Non è una strategia che utilizzano i soldati del clan, ma solo i vertici. Prima di Giuseppe Polverino, hanno fatto lo stesso anche Cesare Pagano, Oreste Pagano, Ciro Mauriello e Carmine Amato, quest’ultimo ha aperto la strada, nel 2018 con una lettera di scuse per un omicidio. Sono tutti membri di vertice del clan Amato-Pagano.
Gli Amato-Pagano vengono definiti dagli inquirenti una delle realtà criminali di maggiore spessore economico-criminale in Campania. Sono una formazione criminale nata dalla scissione del clan Di Lauro, che ha costruito un impero grazie ai traffici di cocaina e ai rapporti con la rete internazionale di narcotraffico riferibile al latitante Raffaele Imperiale, che si trova libero a Dubai. Anche i Polverino sono una formazione criminale che si è arricchita attraverso il «traffico internazionale di stupefacenti, soprattutto hashish importato dal Marocco, quasi in regime di monopolio, disponendo di una rete di persone fidate e particolarmente esperte nei rapporti con le organizzazioni criminali estere, nella fattispecie con i potenti clan maghrebini», si legge nell’ultima relazione della Direzione nazionale antimafia.

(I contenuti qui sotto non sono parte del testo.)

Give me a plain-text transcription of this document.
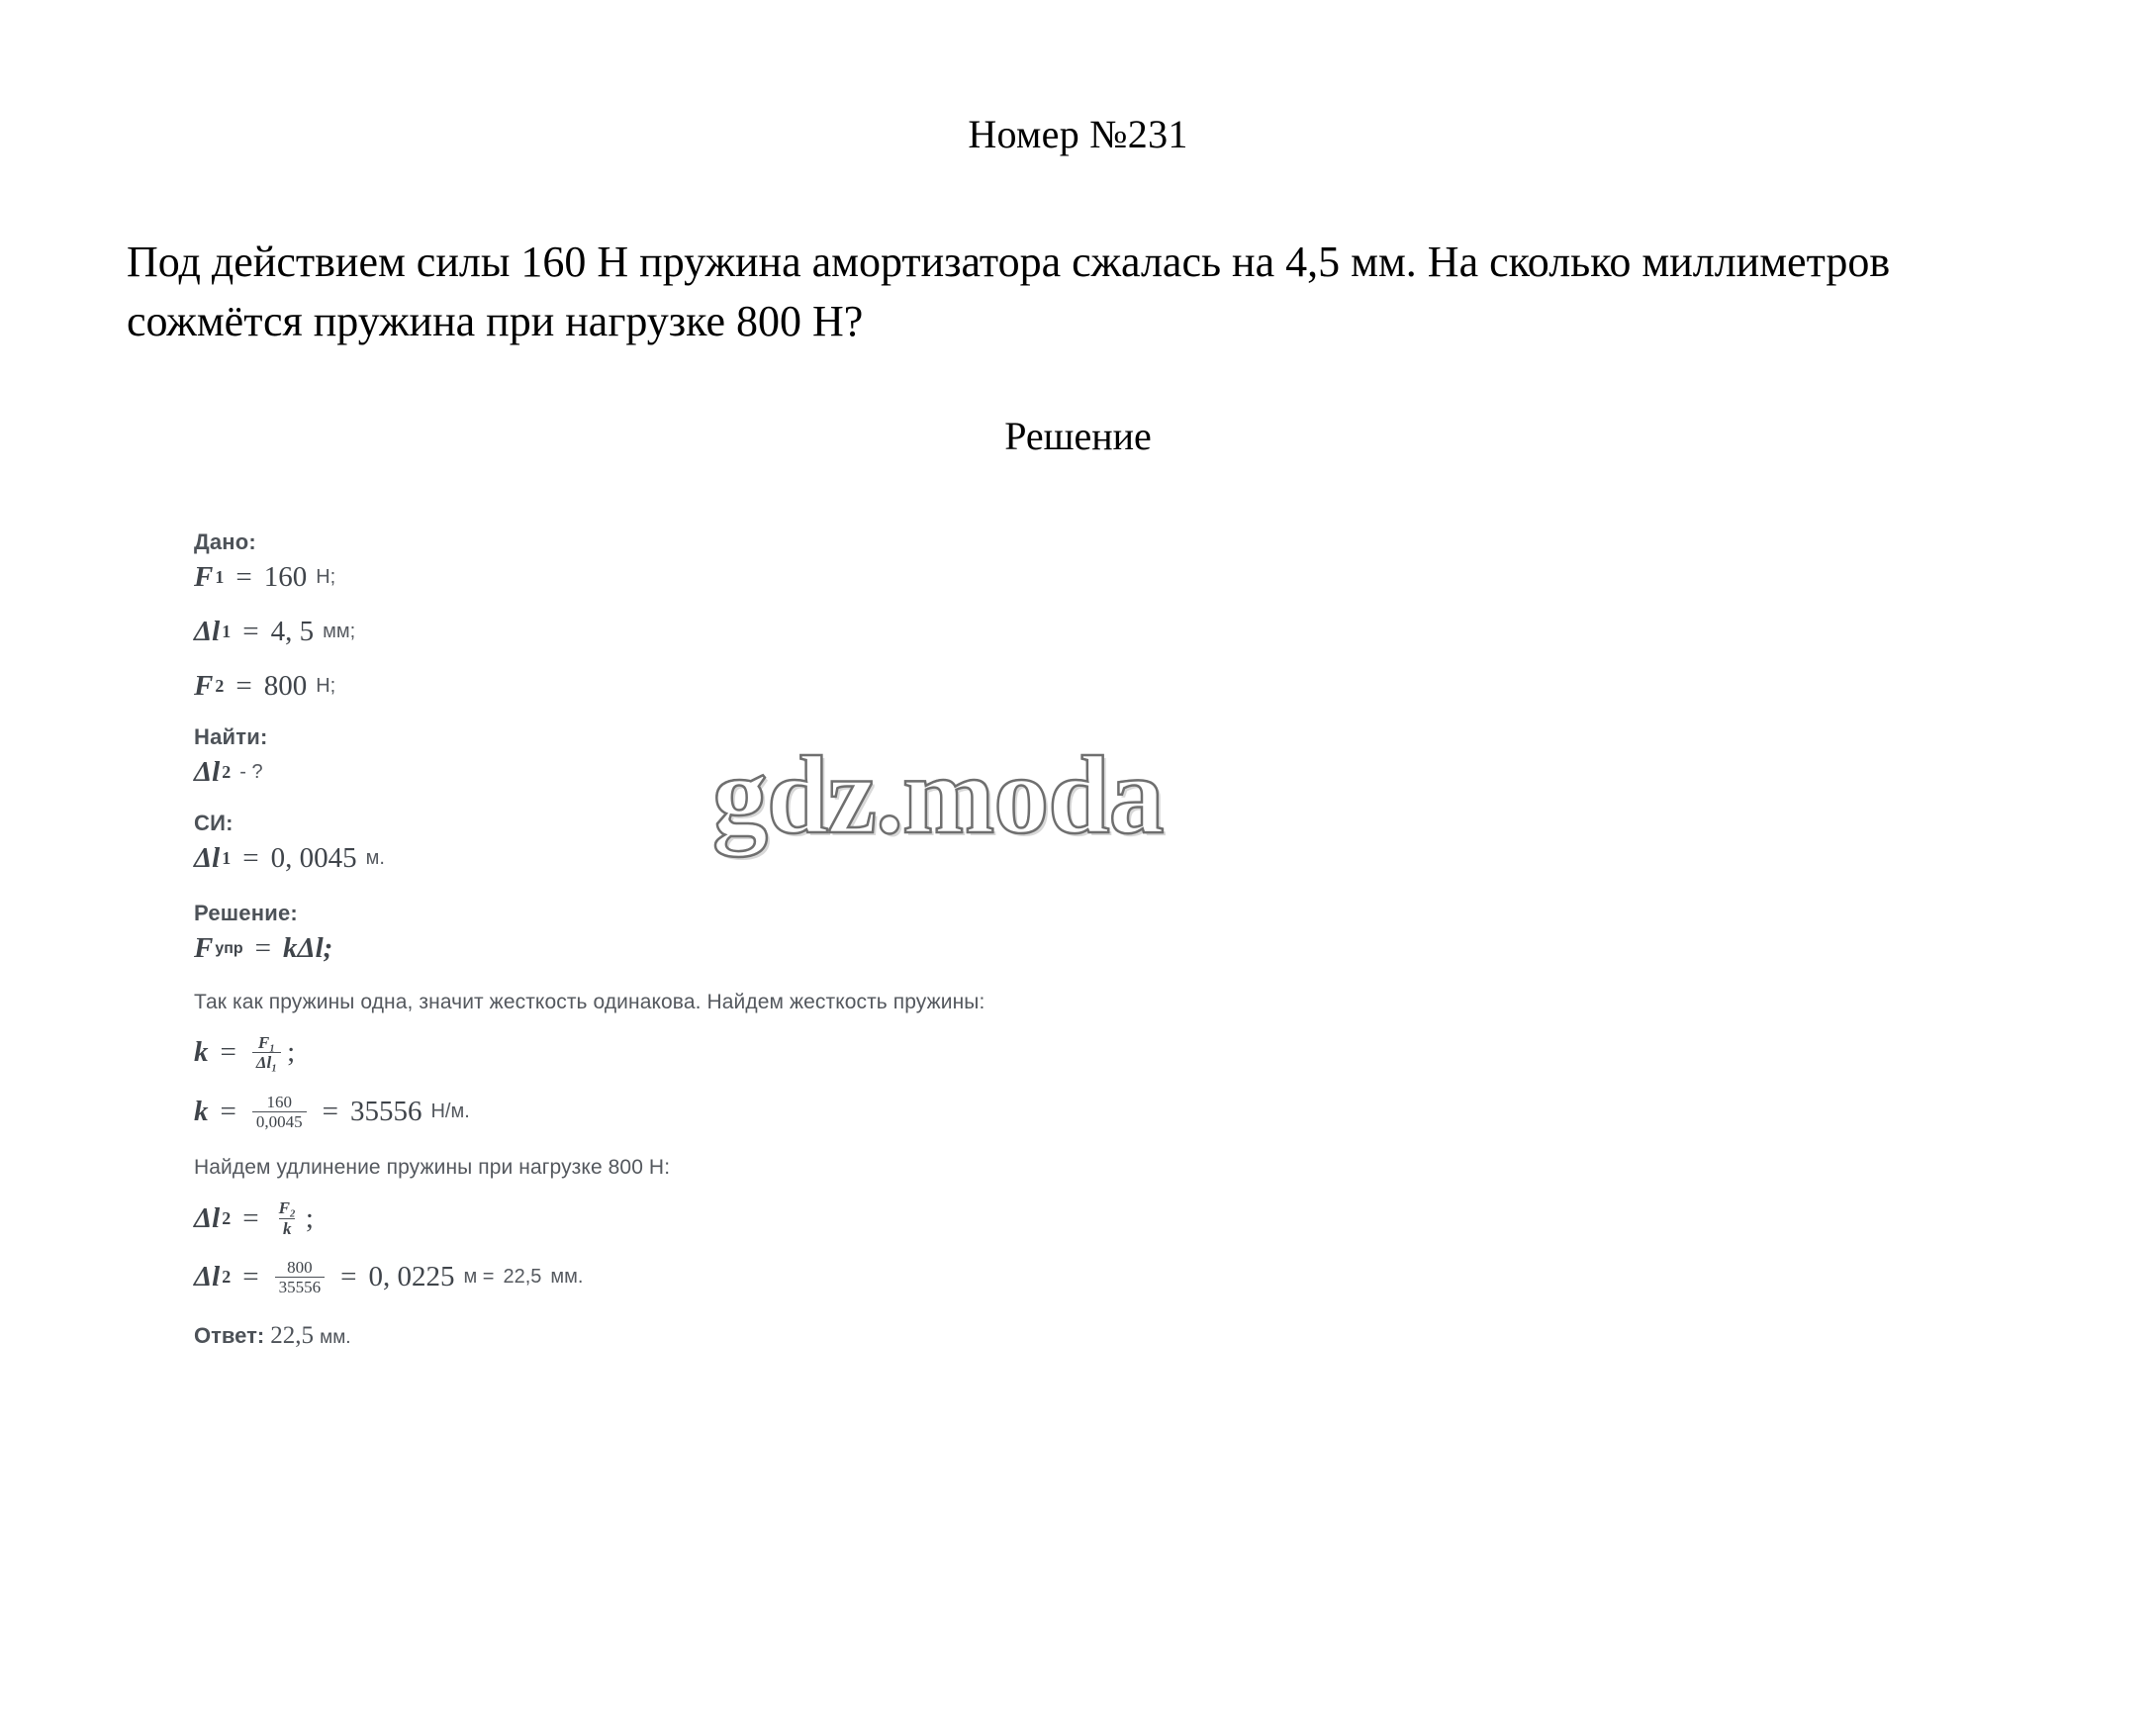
Номер №231
Под действием силы 160 Н пружина амортизатора сжалась на 4,5 мм. На сколько миллиметров сожмётся пружина при нагрузке 800 Н?
Решение
Дано:
F 1 = 160 Н;
Δl 1 = 4, 5 мм;
F 2 = 800 Н;
Найти:
Δl 2 - ?
СИ:
Δl 1 = 0, 0045 м.
Решение:
F упр = kΔl;
Так как пружины одна, значит жесткость одинакова. Найдем жесткость пружины:
$k = \frac{\text{F₁}}{\text{Δl₁}}$ ;
$k = \frac{160}{0,0045} = 35556$ Н/м.
Найдем удлинение пружины при нагрузке 800 Н:
Δl $2 = \frac{\text{F₂}}{k}$ ;
Δl $2 = \frac{800}{35556} = 0$, 0225 м = 22,5 мм.
Ответ: 22,5 мм.
gdz.moda
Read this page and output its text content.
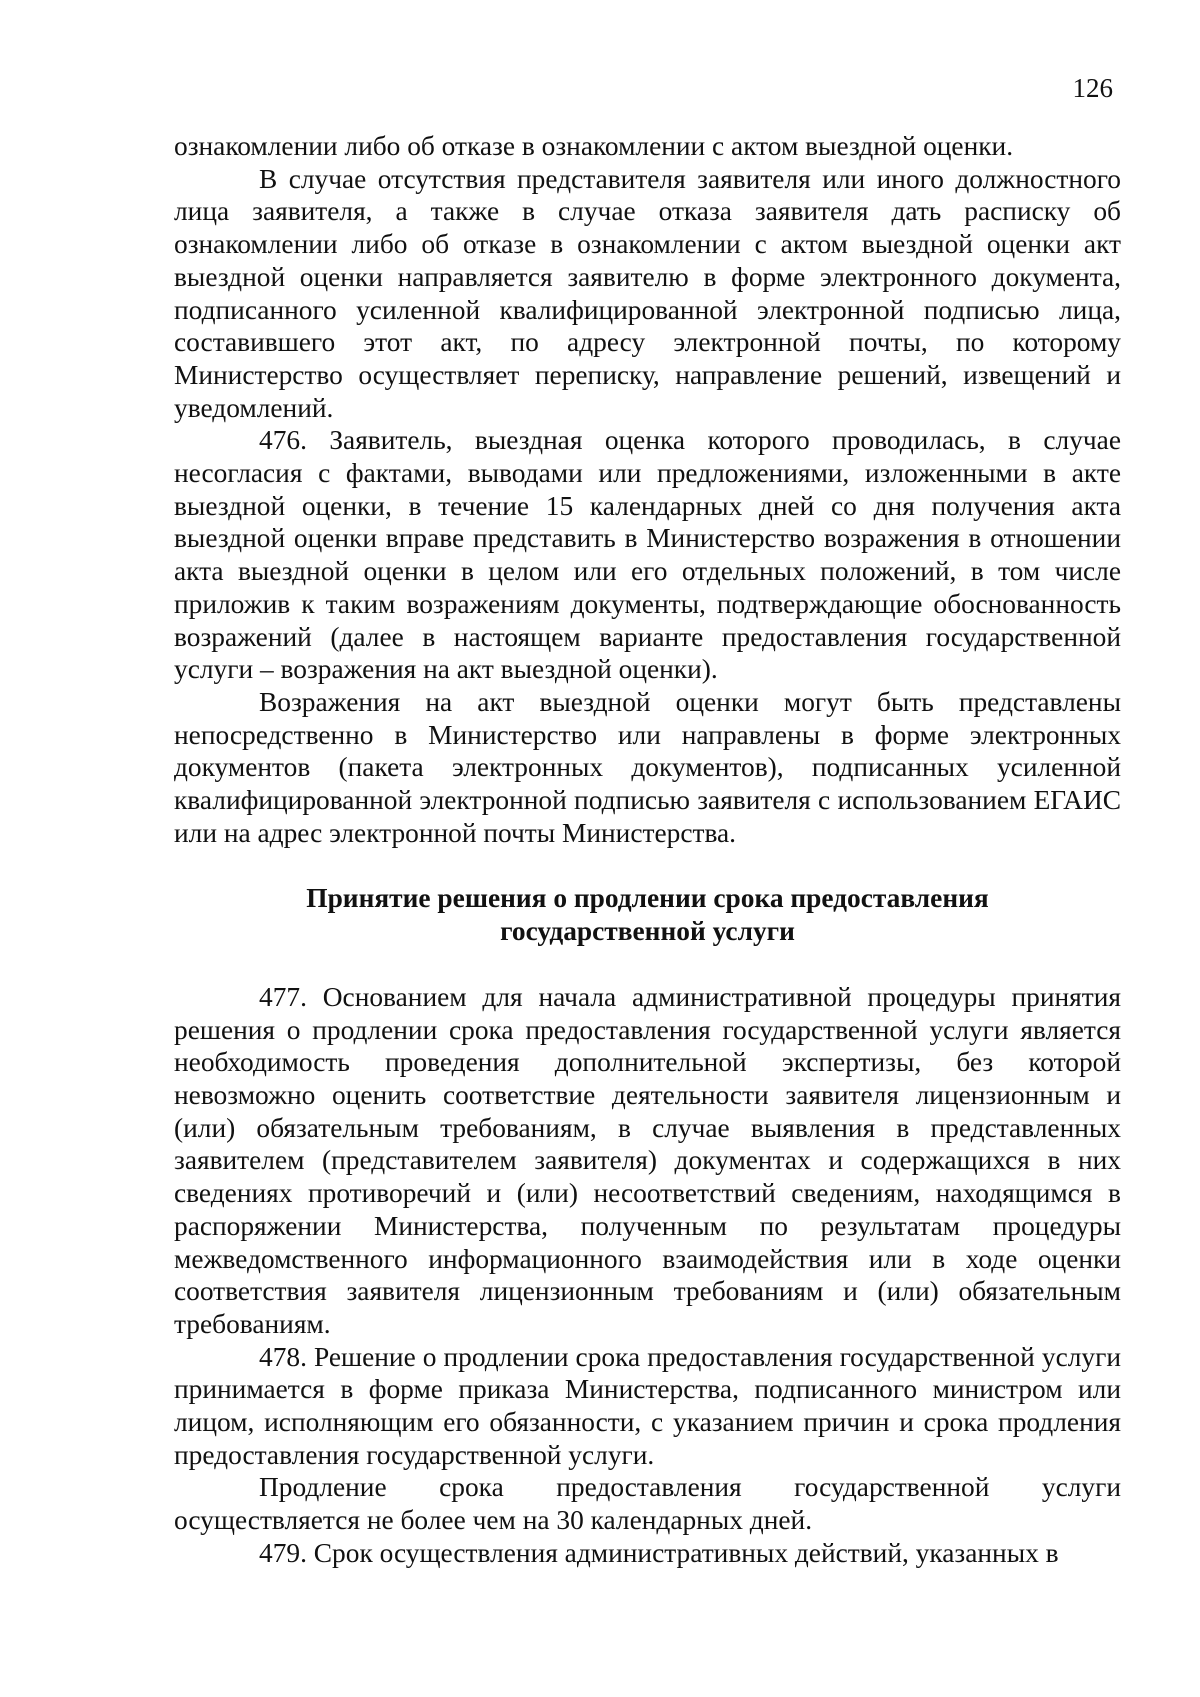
126

ознакомлении либо об отказе в ознакомлении с актом выездной оценки.

В случае отсутствия представителя заявителя или иного должностного лица заявителя, а также в случае отказа заявителя дать расписку об ознакомлении либо об отказе в ознакомлении с актом выездной оценки акт выездной оценки направляется заявителю в форме электронного документа, подписанного усиленной квалифицированной электронной подписью лица, составившего этот акт, по адресу электронной почты, по которому Министерство осуществляет переписку, направление решений, извещений и уведомлений.

476. Заявитель, выездная оценка которого проводилась, в случае несогласия с фактами, выводами или предложениями, изложенными в акте выездной оценки, в течение 15 календарных дней со дня получения акта выездной оценки вправе представить в Министерство возражения в отношении акта выездной оценки в целом или его отдельных положений, в том числе приложив к таким возражениям документы, подтверждающие обоснованность возражений (далее в настоящем варианте предоставления государственной услуги – возражения на акт выездной оценки).

Возражения на акт выездной оценки могут быть представлены непосредственно в Министерство или направлены в форме электронных документов (пакета электронных документов), подписанных усиленной квалифицированной электронной подписью заявителя с использованием ЕГАИС или на адрес электронной почты Министерства.

Принятие решения о продлении срока предоставления
государственной услуги

477. Основанием для начала административной процедуры принятия решения о продлении срока предоставления государственной услуги является необходимость проведения дополнительной экспертизы, без которой невозможно оценить соответствие деятельности заявителя лицензионным и (или) обязательным требованиям, в случае выявления в представленных заявителем (представителем заявителя) документах и содержащихся в них сведениях противоречий и (или) несоответствий сведениям, находящимся в распоряжении Министерства, полученным по результатам процедуры межведомственного информационного взаимодействия или в ходе оценки соответствия заявителя лицензионным требованиям и (или) обязательным требованиям.

478. Решение о продлении срока предоставления государственной услуги принимается в форме приказа Министерства, подписанного министром или лицом, исполняющим его обязанности, с указанием причин и срока продления предоставления государственной услуги.

Продление срока предоставления государственной услуги осуществляется не более чем на 30 календарных дней.

479. Срок осуществления административных действий, указанных в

Quando i boss vengono arrestati cercano nuove strade per sperare in una libertà che appare impossibile e adottano quello che alcuni investigatori definiscono «pragmatismo criminale». Solitamente nel processo d’appello, se capiscono che la conferma dell’ergastolo per un omicidio è scontata, decidono di ammettere l’addebito. Ma non si tratta in nessun modo di una collaborazione con la giustizia.
Anzi, questa strategia permette ai boss di non perdere nulla in termini di potere criminale. Infatti non accusano terzi, non chiamano in causa altri membri dell’organizzazione, non forniscono alcun contributo nella ricerca della verità, ma ammettono solo quanto emerso nel dibattimento e sostenuto dalla pubblica accusa, semmai già accertato in una sentenza di primo grado.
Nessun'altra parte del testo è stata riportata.